As the name suggests, a heart healthy diet is a diet plan that recommends the consumption of heart healthy foods, to reduce the levels of cholesterol and prevent the risks of heart attacks or other heart related diseases.
The main objective of following a heart healthy menu is to maintain healthy levels of lipids and cholesterol in the body. The consumption of heart healthy meals can help reduce LDL levels, which are normally regarded as the “bad cholesterol”, as they are harmful for the heart. A heart healthy diet also increases the level of HDL in the body. HDL is known as the “good cholesterol”, as they have several health benefits.
Like most other diet plans, a heart healthy diet also helps in achieving and maintaining a healthy body weight. You may find it a bit difficult to change your eating habits immediately. Therefore, given below are some tips that can help you to switch over to cholesterol reducing foods in the long term:
Reduce cholesterol and other unhealthy foods: The most important step in a heart healthy diet is limiting your intake of saturated fats and trans-fats, which reduces your cholesterol as well as the risks of suffering from any coronary artery diseases. Therefore, foods like butter, shortening, margarine, chips, crackers and cookies should be avoided.
Using olive or canola oil and fruit and vegetables in place of unhealthy snacks can help you achieve your target.
Opt for foods that are low in fat, but high in protein: While lean meats, fish, poultry and certain low fat dairy products are high in protein, it is important to prepare them in a way, that helps cut down on fat. Therefore skim milk should be chosen over full-cream milk and skinless chicken should be baked or grilled, instead of fried. Other foods that are high in protein, but low in cholesterol are legumes and soybean.

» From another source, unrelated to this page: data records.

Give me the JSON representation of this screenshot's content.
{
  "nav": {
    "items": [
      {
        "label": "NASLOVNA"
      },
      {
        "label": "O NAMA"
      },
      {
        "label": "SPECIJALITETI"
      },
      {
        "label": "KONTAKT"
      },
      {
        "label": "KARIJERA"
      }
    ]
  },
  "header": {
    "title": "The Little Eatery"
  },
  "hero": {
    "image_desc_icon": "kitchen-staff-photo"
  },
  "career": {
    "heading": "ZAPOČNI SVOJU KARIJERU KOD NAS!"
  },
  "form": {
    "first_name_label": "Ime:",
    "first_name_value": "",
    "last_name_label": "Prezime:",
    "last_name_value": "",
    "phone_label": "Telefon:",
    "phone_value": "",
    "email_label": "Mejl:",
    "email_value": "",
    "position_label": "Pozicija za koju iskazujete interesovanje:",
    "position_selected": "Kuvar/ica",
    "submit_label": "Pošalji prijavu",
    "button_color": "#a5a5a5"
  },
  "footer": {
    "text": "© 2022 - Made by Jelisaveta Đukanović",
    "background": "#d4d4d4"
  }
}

Increase the amount of fruit and vegetables you eat: Fresh vegetables and fruits are not just high in dietary finer, vitamins and minerals, they are also low in calories and cholesterol. High consumption of these foods helps reduce the risks of cardiovascular diseases. Moreover, eating larger quantities of fruits and veggies can help you limit your consumption of foods that are higher in fat, like bread, cheese, meat, and so on. However, canned fruit, frozen fruit with sugar, fried vegetables and coconut should be avoided, as they are all high in fat.
Eat more whole grains: Most whole grains are rich in fiber, which is great of the digestive system and helps in regulating your blood pressure and the health of your heart. Flaxseeds are a great way of adding whole grains to your diet. Products that are made from white flour should be strictly avoided, as they are high in fat and are not nutritious.

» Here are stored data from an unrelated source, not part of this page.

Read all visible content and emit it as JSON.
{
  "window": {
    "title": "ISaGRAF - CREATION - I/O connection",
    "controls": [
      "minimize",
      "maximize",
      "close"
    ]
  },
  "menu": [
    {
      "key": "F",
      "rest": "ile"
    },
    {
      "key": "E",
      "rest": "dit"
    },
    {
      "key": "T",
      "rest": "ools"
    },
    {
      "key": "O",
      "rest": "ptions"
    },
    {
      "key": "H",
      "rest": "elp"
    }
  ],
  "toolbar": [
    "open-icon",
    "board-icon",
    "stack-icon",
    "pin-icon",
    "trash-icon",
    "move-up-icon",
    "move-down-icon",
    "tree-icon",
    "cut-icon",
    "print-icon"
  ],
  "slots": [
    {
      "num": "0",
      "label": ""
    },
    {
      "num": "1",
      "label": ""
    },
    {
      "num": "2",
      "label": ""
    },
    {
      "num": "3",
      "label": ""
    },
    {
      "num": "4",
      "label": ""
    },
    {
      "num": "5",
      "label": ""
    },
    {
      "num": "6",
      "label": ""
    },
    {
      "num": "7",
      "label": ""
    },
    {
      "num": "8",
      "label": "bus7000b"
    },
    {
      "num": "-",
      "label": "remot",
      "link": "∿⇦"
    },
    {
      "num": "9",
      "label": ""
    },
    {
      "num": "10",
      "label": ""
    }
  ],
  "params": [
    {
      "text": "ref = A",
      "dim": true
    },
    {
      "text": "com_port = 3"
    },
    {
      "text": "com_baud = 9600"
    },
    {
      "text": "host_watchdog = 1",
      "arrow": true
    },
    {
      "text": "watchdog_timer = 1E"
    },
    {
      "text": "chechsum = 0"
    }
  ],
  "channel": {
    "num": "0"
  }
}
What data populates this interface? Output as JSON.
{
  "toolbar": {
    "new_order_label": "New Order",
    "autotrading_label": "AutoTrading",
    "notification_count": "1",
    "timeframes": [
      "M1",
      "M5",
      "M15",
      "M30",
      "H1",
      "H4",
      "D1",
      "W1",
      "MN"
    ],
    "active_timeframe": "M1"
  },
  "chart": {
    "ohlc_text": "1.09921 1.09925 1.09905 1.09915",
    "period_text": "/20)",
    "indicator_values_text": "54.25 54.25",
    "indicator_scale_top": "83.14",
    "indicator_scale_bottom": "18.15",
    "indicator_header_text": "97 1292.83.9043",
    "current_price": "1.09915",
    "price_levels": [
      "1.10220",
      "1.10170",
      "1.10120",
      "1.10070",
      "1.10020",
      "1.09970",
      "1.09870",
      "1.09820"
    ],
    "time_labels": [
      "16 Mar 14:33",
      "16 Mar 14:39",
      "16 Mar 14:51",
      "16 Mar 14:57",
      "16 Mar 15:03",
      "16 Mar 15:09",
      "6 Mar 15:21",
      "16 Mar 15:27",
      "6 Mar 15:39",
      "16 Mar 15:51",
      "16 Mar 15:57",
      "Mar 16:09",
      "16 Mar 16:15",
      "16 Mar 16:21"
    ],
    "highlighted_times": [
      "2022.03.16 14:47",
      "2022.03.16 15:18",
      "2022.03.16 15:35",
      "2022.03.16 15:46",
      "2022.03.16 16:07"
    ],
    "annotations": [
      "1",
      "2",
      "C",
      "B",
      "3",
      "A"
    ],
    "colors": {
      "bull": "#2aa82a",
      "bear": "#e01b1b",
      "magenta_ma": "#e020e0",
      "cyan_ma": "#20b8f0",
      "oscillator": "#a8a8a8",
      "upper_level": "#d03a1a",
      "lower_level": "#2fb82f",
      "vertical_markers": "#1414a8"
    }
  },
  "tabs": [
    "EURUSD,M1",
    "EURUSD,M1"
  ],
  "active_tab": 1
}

Decrease the amount of salt in your food: Salt is one of the major contributors of high blood pressure and therefore cardiovascular diseases. Reducing the amount of salt that you add to your food is the first step towards the right direction.
Instead of adding salt, try using herbs or other spices, to make your food tastier and more flavorful.

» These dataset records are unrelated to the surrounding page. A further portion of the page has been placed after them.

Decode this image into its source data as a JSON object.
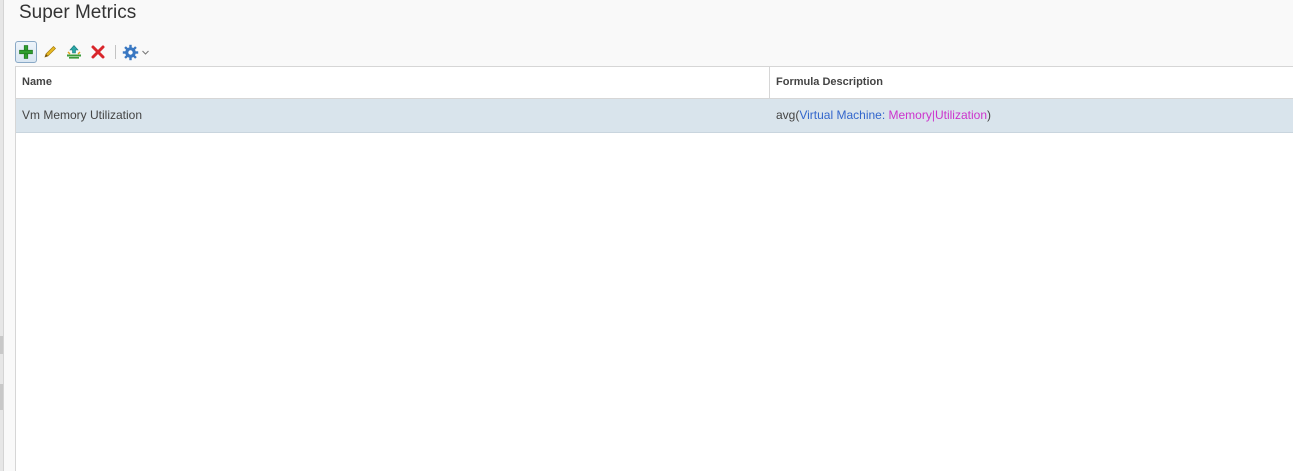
{
  "page": {
    "title": "Super Metrics"
  },
  "toolbar": {
    "buttons": [
      {
        "icon": "plus-icon",
        "color": "#2e9e2e"
      },
      {
        "icon": "pencil-icon",
        "color": "#d4a017"
      },
      {
        "icon": "import-icon",
        "color": "#2aa7a7"
      },
      {
        "icon": "delete-x-icon",
        "color": "#d9262b"
      },
      {
        "icon": "gear-icon",
        "color": "#3a78c2"
      }
    ]
  },
  "grid": {
    "columns": [
      "Name",
      "Formula Description"
    ],
    "rows": [
      {
        "name": "Vm Memory Utilization",
        "formula": {
          "func_open": "avg(",
          "object": "Virtual Machine: ",
          "metric_group": "Memory",
          "separator": "|",
          "metric": "Utilization",
          "close": ")"
        }
      }
    ],
    "selected_row_color": "#d9e4ec"
  },
  "colors": {
    "object_text": "#3366cc",
    "metric_text": "#cc33cc"
  }
}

Control the size of your portions: Pre-decide how much you should eat in a day, which will help you to avoid overeating. During meals, eat till you are no longer hungry and do not stuff yourself.
Create a heart healthy menu for yourself: It is quite easy to find a variety of heart healthy recipes through books and online resources. To make your diets and your menus more successful, it is important to try a variety of these recipes.
Remember that treats are allowed, on occasion and therefore it is alright to allow yourself an indulgence every once in a while. But this should be an exception, rather than a rule.